In a couple of decades, the global population will rise to hit the 10 billion mark from its current 7 billion. The planet’s steady population growth in the last five decades has largely been brought about by the rise in the Gross Domestic Product (GDP) for many nations and advancement in medicine meaning that mortality rates are reducing, people are living healthier lives and the general life expectancy has increased.
Unfortunately, the increase in population has come at a cost to the planet. According to the UN Environment and International Resource Panel, the extraction of materials to sustain the globe’s population has tripled in the last five decades. In 1970 for example, the world extracted 6 billion tonnes of fossil fuel compared to 15 billion in 2017. The same picture is replicated all across the board, including in categories like biomass (plant, animal, water etc), metals and non-metallic minerals. Non-metallic minerals currently contribute to the highest extraction at 44 billion tonnes.
Looking at the 2019 Global Resources Outlook Report presented at the United Nations Environment Assembly 4 in Nairobi recently, we can determine that much of the materials extracted have been done in poor and developing countries. While this has contributed to the increase of their GDP, unfortunately, these resources are going to the wealthiest nations, despite the fact that developing countries are at an industrializing stage where they need to escalate the development of new infrastructure.

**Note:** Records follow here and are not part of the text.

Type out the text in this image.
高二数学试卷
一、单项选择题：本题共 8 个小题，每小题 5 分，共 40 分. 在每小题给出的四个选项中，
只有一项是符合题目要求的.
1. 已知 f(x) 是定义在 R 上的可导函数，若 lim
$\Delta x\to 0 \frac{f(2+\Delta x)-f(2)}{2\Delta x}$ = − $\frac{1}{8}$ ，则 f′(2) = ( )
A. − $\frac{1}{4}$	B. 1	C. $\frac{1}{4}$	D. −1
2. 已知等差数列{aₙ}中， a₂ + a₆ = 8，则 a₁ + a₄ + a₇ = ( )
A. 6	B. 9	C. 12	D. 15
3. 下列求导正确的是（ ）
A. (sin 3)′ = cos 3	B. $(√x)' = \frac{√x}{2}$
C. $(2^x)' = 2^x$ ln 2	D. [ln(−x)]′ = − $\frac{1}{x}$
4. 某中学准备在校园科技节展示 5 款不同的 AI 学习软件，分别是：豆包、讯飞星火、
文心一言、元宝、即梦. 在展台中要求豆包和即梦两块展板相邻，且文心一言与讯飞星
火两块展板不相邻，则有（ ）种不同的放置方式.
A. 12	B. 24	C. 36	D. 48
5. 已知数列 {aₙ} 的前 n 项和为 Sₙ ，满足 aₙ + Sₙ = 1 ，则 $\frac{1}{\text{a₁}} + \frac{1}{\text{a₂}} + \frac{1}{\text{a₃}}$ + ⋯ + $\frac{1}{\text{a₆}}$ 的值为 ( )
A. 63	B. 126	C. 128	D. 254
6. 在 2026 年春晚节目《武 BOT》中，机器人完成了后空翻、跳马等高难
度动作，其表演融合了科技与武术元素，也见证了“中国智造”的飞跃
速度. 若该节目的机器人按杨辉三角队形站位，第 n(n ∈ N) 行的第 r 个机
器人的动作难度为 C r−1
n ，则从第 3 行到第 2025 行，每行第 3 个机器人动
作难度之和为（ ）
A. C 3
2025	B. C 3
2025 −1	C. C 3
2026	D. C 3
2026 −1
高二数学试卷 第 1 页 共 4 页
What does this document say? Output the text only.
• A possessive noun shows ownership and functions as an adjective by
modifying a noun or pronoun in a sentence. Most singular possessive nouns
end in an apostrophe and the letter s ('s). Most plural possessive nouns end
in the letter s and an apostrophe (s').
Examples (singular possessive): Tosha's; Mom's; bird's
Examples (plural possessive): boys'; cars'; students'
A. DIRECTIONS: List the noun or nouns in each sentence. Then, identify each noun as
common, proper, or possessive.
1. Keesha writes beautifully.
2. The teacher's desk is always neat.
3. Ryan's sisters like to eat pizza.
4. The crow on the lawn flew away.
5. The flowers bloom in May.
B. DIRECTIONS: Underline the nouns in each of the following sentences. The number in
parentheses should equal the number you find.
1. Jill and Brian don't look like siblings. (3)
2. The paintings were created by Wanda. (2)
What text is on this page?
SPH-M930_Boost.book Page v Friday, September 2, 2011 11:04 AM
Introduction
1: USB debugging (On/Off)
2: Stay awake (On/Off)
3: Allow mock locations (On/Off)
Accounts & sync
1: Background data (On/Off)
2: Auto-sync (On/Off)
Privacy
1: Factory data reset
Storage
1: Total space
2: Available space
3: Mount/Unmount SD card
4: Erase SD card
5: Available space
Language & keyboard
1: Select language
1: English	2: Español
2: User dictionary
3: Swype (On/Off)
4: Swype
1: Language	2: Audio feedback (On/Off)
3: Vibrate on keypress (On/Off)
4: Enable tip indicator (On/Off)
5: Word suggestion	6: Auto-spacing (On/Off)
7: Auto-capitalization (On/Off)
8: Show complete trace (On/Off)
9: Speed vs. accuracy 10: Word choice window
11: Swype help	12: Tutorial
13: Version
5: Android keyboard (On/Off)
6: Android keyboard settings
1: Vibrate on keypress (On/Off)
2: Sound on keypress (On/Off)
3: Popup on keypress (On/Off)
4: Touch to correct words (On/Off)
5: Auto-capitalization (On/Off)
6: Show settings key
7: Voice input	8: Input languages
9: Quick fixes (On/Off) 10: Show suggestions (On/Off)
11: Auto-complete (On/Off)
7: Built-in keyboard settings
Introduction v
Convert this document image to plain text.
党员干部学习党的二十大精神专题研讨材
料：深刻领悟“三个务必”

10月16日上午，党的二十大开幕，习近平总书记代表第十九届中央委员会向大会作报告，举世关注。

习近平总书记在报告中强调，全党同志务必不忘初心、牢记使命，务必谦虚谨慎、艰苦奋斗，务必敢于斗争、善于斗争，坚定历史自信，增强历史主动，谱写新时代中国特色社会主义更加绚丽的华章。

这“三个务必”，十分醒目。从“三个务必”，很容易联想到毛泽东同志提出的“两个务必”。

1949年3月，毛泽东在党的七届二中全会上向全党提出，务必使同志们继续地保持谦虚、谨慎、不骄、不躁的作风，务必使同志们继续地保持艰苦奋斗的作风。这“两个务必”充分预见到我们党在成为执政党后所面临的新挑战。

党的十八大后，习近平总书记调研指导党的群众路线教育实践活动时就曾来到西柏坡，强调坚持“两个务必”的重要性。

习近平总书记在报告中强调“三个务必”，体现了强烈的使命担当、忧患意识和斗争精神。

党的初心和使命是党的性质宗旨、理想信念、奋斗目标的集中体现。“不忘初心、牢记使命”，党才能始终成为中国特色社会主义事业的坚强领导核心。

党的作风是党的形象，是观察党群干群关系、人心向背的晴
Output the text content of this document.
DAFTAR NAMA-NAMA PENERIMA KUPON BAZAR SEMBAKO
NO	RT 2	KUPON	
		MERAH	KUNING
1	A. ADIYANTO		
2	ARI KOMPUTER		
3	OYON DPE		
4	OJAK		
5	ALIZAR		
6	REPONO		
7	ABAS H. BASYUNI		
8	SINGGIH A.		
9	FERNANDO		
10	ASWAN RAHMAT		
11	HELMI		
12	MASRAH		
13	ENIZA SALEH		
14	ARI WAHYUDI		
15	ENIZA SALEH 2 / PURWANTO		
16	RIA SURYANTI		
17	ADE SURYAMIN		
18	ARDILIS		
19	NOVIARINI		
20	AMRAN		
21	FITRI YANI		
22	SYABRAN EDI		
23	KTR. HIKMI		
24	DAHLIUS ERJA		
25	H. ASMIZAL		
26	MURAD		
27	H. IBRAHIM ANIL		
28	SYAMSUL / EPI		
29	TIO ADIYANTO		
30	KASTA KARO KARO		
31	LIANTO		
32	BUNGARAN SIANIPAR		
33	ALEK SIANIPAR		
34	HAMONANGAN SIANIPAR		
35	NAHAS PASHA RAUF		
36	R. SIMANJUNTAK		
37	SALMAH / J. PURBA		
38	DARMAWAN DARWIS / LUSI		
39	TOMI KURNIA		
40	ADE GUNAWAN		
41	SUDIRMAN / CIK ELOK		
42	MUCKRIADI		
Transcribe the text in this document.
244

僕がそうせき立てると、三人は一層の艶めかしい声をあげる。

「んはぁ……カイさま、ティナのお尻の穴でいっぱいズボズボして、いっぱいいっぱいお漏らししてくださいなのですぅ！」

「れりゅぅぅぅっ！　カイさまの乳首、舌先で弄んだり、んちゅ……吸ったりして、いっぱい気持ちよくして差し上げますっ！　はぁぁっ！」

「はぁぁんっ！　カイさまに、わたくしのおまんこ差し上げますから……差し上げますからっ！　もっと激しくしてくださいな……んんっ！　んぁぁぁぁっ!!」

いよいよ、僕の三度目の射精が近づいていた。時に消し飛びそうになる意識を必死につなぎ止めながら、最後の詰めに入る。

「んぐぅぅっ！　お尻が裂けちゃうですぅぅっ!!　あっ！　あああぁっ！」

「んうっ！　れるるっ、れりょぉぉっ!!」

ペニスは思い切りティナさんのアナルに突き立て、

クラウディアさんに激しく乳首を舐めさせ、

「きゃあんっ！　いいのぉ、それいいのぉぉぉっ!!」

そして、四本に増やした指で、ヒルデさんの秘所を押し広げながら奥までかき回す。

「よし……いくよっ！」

This extraction of materials continues to create tremendous stress on the planet with experts warning that some impacts are irreversible. Some of the areas of concern are climate change, water stress, land-use related biodiversity loss, and now marine life threats because of pollution. For example, biomass extraction has contributed to around 17% of climate change and 80% of biodiversity loss in the last five decades.
In their report, the Decoupling Working Group of the International Resource Panel has noted:
‘It does not seem possible for a global economy based on the current unsustainable patterns of resource use to continue into the future.’
There are some scientists who already believe that the world can not support a population of over 10 billion people. Harvard University socio-biologist Edward O. Wilson wrote in the book ‘The Future of Life’:
‘If everyone agreed to become vegetarian, leaving little or nothing for livestock, the present 1.4 billion hectares of arable land would support about 10 billion people.’
There is, therefore, an urgent need for policymakers to come up with action plans to minimize the extraction of materials and to adopt circular economy and renewable energy initiatives, and adopt new technologies to reduce this resource utility footprint.
It is estimated that by 2060 when the population hits the 10 billion mark, almost an equivalent of half of the infrastructure of what the world has now will have to be developed afresh and sustained – new cities and new linkages. The world will need close to 200 billion tonnes of materials annually to sustain her global population. To achieve this, the world will have to increase farmland by 20% to feed and clothe her people, reducing forest cover by almost the same amount. This is not to mention the amount of stress humanity will place on freshwater sources which have led to some commentators observing that if the planet should have a World War 3, it will be started because of water.
The future for humanity is therefore extremely dire. This is unless there is a sustained effort by the global community to develop resource efficiency policies, climate change mitigation policies, landscape and biodiversity protection policies, and finally for all global citizens to adopt healthy eating habits while reducing food waste. Unless this is done starting now, the next generation and the planet will have tremendous difficulties. We don’t have much time.